Similarly, independent inventors would be at a disadvantage when working on projects that required substantial capital investments. “This is where the firms are becoming superior over time,” Mezzanotti says. As expected, independent patents declined more in technologies used in industries that relied heavily on external financing.
The researchers also ruled out a couple of alternative explanations. One could imagine that government interventions, intended to boost innovation after the crisis, favored big firms over individuals. But the long-term decline in independent inventors’ patents wasn’t any more pronounced in industries with more government involvement; in fact, the drop was smaller for those fields than for other technologies.
Nor did the trends seem to be driven by inventors leaving distressed counties for areas that were faring better. Based on census data, “it didn’t look like these people moved away,” Mezzanotti says.
The study illustrates how economic crises can transform the landscape of innovation, forcing changes to unfold much more quickly than they would have in calm periods. “These are times when people are forced to rethink the way they’re organizing their life, their business, or their activity,” he says.
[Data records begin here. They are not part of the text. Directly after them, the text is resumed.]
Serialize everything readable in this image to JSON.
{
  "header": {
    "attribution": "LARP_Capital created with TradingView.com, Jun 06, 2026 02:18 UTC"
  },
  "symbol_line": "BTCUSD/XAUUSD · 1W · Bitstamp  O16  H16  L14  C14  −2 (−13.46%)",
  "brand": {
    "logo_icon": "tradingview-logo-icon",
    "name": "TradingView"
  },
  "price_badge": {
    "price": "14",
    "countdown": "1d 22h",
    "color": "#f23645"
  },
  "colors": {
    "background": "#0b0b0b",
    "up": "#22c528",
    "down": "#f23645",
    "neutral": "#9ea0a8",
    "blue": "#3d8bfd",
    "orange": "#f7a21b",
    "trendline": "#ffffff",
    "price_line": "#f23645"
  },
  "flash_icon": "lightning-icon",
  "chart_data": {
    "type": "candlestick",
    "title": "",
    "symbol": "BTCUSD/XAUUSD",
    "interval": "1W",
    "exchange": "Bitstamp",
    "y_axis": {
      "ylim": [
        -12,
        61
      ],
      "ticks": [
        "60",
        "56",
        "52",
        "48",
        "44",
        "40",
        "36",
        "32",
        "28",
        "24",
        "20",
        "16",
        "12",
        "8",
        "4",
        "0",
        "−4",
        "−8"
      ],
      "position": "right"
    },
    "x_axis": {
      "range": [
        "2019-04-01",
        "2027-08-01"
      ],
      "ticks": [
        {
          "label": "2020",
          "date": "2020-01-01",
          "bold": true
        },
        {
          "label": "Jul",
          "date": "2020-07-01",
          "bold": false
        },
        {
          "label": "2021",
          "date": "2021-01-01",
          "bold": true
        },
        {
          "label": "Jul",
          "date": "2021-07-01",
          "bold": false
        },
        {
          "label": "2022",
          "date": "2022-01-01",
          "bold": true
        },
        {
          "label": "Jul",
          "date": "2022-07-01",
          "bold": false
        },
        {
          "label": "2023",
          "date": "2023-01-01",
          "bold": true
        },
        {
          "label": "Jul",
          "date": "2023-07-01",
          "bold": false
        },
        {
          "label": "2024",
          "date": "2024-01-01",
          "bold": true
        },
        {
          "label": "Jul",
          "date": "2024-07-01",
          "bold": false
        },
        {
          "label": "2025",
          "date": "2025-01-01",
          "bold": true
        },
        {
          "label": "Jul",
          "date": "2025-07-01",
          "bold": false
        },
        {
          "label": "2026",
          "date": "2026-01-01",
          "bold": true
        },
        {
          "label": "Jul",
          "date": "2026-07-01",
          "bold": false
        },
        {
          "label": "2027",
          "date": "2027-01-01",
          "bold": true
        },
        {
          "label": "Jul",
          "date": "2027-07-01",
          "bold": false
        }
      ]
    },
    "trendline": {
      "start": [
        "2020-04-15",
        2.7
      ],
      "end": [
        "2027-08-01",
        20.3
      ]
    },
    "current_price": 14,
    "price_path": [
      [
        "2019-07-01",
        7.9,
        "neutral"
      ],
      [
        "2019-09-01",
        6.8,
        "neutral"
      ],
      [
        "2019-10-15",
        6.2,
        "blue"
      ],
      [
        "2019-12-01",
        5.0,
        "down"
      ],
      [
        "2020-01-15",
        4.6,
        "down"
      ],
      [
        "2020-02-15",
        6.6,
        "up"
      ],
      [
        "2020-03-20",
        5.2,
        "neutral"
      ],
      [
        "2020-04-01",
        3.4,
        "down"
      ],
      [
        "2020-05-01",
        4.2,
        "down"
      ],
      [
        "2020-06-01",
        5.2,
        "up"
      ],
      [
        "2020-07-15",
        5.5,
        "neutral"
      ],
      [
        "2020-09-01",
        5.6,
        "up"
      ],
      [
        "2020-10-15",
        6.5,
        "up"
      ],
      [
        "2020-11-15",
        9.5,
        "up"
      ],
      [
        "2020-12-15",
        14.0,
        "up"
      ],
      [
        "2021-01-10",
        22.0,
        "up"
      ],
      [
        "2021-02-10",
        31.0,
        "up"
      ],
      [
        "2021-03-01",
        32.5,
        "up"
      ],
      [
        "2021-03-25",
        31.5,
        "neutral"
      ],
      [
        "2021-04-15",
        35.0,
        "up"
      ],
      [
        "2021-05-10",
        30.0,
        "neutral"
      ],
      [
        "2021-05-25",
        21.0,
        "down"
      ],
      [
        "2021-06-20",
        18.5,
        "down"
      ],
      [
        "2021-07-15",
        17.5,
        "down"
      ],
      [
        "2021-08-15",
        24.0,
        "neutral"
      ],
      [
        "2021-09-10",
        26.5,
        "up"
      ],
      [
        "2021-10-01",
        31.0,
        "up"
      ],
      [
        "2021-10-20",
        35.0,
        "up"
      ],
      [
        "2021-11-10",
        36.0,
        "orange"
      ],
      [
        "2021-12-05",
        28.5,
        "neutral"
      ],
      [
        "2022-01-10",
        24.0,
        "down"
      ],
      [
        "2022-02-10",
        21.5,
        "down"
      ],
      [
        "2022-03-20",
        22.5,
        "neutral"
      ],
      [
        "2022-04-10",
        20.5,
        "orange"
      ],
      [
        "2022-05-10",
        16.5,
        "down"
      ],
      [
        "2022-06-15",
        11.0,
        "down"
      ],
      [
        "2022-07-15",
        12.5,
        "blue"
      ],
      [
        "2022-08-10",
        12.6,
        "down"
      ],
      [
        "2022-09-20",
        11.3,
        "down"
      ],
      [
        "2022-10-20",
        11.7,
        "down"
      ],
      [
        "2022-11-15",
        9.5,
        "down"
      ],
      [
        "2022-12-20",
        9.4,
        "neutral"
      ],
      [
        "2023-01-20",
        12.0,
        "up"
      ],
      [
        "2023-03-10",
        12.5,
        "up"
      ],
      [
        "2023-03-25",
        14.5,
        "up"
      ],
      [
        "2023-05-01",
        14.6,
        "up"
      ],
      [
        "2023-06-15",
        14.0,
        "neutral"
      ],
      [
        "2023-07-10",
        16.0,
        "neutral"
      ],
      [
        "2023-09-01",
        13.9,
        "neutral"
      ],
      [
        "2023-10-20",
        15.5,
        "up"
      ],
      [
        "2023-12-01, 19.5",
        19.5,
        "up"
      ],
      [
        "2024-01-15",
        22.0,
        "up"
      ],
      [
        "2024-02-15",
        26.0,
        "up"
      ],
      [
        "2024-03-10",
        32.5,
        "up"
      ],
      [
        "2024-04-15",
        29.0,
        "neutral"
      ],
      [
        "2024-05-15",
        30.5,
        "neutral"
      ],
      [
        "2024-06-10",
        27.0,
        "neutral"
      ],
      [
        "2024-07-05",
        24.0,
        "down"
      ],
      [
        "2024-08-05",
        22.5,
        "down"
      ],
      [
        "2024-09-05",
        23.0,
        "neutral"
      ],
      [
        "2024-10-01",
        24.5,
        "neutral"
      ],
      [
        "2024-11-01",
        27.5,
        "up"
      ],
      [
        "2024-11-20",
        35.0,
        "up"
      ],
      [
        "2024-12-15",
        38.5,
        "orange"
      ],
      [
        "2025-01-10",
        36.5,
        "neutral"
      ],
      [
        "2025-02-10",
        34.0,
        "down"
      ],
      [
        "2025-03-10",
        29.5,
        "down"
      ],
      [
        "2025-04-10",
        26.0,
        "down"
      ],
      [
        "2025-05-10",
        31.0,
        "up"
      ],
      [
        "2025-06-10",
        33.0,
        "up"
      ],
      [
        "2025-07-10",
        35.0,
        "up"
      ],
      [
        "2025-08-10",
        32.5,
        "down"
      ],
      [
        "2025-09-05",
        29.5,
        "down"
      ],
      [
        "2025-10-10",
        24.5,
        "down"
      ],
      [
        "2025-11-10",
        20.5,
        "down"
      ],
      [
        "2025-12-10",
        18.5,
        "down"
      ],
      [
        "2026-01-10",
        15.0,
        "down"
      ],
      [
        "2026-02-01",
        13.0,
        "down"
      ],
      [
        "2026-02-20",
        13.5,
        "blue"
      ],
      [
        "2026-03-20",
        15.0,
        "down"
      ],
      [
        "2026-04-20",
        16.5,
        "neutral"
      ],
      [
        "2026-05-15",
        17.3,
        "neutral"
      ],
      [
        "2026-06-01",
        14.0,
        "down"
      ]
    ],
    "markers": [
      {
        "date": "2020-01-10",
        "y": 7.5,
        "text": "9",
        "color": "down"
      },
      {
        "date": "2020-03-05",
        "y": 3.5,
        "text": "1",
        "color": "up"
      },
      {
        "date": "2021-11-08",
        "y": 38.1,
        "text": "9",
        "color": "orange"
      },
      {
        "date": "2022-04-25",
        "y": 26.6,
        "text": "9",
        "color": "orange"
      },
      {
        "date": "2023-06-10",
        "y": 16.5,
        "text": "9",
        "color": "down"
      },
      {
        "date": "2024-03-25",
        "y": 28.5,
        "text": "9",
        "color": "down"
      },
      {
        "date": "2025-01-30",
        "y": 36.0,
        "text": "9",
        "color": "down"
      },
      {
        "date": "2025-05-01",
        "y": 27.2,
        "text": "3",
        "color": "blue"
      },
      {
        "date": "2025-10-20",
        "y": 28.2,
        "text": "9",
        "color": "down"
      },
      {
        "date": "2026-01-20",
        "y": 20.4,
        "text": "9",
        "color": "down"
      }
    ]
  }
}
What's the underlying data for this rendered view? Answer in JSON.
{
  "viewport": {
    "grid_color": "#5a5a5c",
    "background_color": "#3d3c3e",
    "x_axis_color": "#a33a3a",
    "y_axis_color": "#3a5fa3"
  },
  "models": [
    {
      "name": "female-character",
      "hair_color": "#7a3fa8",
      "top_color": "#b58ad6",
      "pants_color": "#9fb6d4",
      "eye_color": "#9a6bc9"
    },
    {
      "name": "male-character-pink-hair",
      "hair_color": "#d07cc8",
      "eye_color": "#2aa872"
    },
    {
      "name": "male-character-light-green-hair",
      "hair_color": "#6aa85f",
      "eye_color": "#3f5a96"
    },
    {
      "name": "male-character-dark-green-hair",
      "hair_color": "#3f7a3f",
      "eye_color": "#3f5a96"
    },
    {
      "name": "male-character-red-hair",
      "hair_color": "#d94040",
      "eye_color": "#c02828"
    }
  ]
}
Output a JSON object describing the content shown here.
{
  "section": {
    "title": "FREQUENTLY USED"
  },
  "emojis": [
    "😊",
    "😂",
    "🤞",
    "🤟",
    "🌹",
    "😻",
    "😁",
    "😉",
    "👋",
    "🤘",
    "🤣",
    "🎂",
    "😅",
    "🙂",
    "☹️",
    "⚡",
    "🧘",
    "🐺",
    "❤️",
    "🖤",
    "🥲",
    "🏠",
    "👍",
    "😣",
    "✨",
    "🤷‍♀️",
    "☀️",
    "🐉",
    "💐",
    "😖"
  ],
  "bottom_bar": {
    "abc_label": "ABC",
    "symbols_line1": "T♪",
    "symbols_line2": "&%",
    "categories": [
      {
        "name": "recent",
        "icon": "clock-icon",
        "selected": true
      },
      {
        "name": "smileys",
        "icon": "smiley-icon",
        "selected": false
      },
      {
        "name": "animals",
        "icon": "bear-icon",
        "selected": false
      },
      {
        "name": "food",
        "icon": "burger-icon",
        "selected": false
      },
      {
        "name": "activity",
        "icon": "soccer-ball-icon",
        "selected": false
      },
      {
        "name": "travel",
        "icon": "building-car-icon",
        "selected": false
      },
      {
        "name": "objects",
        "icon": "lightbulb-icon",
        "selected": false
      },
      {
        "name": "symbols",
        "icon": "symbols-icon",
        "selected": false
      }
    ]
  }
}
To take a modern example, videoconferencing probably would have gained momentum over the next several decades, but the COVID-19 pandemic fast-tracked the technology into widespread use.
The Great Depression was a unique event in U.S. history, and its lessons can’t be mapped directly onto recent or ongoing economic downturns. The trends his team saw are not a “recipe” for the next crisis, Mezzanotti says. But the research highlights that, during these extreme events, there may be other forces at work beyond a straightforward decline.
“There’s going to be winners and losers,” he says. “We need to have a more nuanced view of crisis.”
Roberta Kwok is a freelance science writer in Kirkland, Washington.
Babina, Tania, Asaf Bernstein, and Filippo Mezzanotti. 2022. “Financial Disruptions and the Organization of Innovation: Evidence from the Great Depression.” Working paper.